Well it's the chipset heatsink I'm not really impressed with on the xeon boards. His cpu temp is fine for the stock cooler and 3.5ghz is very conservative, but the xeon platform isn't exactly ideal anyway for overclocking when you factor in the chipset heatsinks, ECC memory, all the extra ram slots, and possibly dual proessors etc
The xeon boards stock chipset heatsinks don't typically lend themselves to overclocking very far. Most xeons run at stock clock and so board manufacturers don't go overboard with those heatsinks. Even if you get a really nice cpu cooler, you can't do much about the xeon chipset heatsinks other than try to wedge a fan in there or replace them altogether.
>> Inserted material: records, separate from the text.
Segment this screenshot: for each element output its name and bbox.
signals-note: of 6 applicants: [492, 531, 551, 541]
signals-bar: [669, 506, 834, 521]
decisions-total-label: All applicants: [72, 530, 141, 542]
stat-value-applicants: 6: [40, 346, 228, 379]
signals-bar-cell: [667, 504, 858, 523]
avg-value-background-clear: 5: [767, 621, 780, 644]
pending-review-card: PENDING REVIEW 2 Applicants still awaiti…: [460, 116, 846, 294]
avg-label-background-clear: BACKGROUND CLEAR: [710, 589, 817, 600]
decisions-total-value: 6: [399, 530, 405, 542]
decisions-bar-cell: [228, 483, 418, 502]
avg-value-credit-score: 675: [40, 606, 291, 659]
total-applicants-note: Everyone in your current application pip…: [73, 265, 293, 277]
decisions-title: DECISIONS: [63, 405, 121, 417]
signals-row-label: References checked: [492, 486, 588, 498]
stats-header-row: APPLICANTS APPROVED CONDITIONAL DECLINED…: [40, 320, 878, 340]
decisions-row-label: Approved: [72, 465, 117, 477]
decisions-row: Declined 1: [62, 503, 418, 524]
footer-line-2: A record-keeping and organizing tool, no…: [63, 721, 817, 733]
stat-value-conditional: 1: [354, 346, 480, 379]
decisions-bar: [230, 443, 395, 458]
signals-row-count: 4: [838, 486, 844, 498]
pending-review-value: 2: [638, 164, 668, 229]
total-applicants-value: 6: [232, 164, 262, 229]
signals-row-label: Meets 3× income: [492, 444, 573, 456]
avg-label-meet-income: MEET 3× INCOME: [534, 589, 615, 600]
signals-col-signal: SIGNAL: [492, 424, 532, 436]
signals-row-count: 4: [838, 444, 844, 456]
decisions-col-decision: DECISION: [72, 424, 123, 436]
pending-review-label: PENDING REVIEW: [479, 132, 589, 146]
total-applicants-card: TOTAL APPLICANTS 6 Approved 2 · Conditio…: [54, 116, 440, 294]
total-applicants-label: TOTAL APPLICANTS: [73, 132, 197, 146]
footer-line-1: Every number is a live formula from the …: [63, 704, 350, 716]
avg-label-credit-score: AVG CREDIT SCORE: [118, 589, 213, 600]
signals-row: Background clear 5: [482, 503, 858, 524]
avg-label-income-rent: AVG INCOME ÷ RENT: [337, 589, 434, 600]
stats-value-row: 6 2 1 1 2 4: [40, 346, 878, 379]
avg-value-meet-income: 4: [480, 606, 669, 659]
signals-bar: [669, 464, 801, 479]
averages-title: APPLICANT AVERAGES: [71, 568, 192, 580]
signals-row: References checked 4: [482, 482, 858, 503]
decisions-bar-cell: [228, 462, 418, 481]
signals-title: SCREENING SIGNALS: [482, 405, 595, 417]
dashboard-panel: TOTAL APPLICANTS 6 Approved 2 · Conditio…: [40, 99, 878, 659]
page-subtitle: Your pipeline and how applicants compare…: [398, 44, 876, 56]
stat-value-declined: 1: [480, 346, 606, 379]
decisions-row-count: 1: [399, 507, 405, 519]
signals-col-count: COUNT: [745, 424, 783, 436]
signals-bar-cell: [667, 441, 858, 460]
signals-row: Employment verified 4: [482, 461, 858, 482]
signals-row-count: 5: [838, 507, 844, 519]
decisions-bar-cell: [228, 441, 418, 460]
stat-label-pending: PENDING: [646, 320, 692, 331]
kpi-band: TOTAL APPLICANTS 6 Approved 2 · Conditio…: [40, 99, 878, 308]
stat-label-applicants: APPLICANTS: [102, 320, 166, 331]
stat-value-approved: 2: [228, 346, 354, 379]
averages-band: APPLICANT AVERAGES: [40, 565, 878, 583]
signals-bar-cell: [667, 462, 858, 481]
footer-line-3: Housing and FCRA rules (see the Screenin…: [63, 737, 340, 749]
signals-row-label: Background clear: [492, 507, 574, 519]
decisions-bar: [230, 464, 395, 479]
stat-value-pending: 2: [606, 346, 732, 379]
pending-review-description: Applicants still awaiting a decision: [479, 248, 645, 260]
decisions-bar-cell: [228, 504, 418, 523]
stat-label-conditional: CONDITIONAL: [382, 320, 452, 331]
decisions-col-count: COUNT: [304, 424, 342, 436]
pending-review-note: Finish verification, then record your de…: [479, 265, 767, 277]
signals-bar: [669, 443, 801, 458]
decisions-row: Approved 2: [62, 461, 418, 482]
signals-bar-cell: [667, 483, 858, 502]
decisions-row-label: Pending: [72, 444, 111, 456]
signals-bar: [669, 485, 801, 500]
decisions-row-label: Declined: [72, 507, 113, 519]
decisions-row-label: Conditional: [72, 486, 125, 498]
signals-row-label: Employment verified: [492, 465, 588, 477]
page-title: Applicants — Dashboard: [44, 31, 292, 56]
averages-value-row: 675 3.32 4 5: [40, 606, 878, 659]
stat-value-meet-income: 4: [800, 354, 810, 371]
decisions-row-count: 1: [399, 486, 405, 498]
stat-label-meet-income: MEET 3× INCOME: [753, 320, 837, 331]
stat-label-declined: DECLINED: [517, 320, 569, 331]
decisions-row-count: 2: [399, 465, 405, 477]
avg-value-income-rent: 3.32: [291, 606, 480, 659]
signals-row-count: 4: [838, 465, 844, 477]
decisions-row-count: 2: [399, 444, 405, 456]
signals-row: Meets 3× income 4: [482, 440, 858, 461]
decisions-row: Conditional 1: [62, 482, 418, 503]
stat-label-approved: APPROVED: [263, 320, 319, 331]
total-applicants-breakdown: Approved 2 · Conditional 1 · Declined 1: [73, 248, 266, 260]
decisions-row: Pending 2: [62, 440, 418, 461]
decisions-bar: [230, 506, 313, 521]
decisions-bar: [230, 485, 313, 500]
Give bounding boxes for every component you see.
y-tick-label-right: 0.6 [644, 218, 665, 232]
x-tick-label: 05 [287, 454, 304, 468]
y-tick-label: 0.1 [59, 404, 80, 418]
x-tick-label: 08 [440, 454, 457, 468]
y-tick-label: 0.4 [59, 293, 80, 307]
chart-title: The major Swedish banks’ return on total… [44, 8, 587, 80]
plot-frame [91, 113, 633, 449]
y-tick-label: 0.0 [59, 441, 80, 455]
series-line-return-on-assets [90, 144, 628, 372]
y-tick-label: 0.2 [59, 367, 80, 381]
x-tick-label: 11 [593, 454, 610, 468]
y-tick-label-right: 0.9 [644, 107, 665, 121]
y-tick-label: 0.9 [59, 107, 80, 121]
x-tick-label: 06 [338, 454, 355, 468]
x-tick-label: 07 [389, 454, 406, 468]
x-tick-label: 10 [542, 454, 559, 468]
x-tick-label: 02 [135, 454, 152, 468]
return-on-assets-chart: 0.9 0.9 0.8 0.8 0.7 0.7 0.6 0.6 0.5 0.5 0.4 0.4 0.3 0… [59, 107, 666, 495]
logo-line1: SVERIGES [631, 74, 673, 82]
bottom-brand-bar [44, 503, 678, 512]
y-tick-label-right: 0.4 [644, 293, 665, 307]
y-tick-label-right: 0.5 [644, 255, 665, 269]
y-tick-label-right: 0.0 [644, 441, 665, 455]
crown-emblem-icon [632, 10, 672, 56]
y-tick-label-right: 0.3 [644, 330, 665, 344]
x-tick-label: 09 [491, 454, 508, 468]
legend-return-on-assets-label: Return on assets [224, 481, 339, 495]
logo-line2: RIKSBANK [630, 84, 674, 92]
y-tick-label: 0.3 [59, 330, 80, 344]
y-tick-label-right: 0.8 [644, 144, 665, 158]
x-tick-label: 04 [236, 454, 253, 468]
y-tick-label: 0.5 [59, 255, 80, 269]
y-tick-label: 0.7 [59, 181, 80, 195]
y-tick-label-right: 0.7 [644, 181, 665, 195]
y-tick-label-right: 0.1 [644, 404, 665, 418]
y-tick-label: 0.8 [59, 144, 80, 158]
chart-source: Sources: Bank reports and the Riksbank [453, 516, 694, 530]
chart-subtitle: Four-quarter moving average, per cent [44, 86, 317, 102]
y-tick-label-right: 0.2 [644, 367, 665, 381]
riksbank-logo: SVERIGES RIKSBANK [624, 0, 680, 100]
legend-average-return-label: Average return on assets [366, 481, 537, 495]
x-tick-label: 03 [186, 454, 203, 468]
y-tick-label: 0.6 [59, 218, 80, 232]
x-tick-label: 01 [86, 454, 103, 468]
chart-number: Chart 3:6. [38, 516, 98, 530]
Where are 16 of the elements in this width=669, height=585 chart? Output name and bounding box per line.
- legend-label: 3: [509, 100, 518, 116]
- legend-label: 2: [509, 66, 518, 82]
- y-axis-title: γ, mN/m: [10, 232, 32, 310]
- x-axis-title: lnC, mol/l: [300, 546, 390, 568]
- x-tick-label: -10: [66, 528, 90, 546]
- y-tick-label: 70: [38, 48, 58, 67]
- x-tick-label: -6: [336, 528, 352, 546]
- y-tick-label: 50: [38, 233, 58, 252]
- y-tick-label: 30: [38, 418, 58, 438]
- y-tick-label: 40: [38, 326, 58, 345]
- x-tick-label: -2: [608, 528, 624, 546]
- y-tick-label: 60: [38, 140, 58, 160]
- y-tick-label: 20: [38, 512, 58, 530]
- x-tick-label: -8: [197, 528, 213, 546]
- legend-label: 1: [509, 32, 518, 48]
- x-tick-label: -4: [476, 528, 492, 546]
If the chipset overheats, that's just as bad as the cpu overheating, and you'll run into problems above say 4ghz
The hardcore i7 motherboards that are really meant for overclocking have gigantic chipset heatsinks and heatpipes going all over the place connecting all the different chipsets together to vent off heat. You'd be able to overclock those boards in a more extreme way.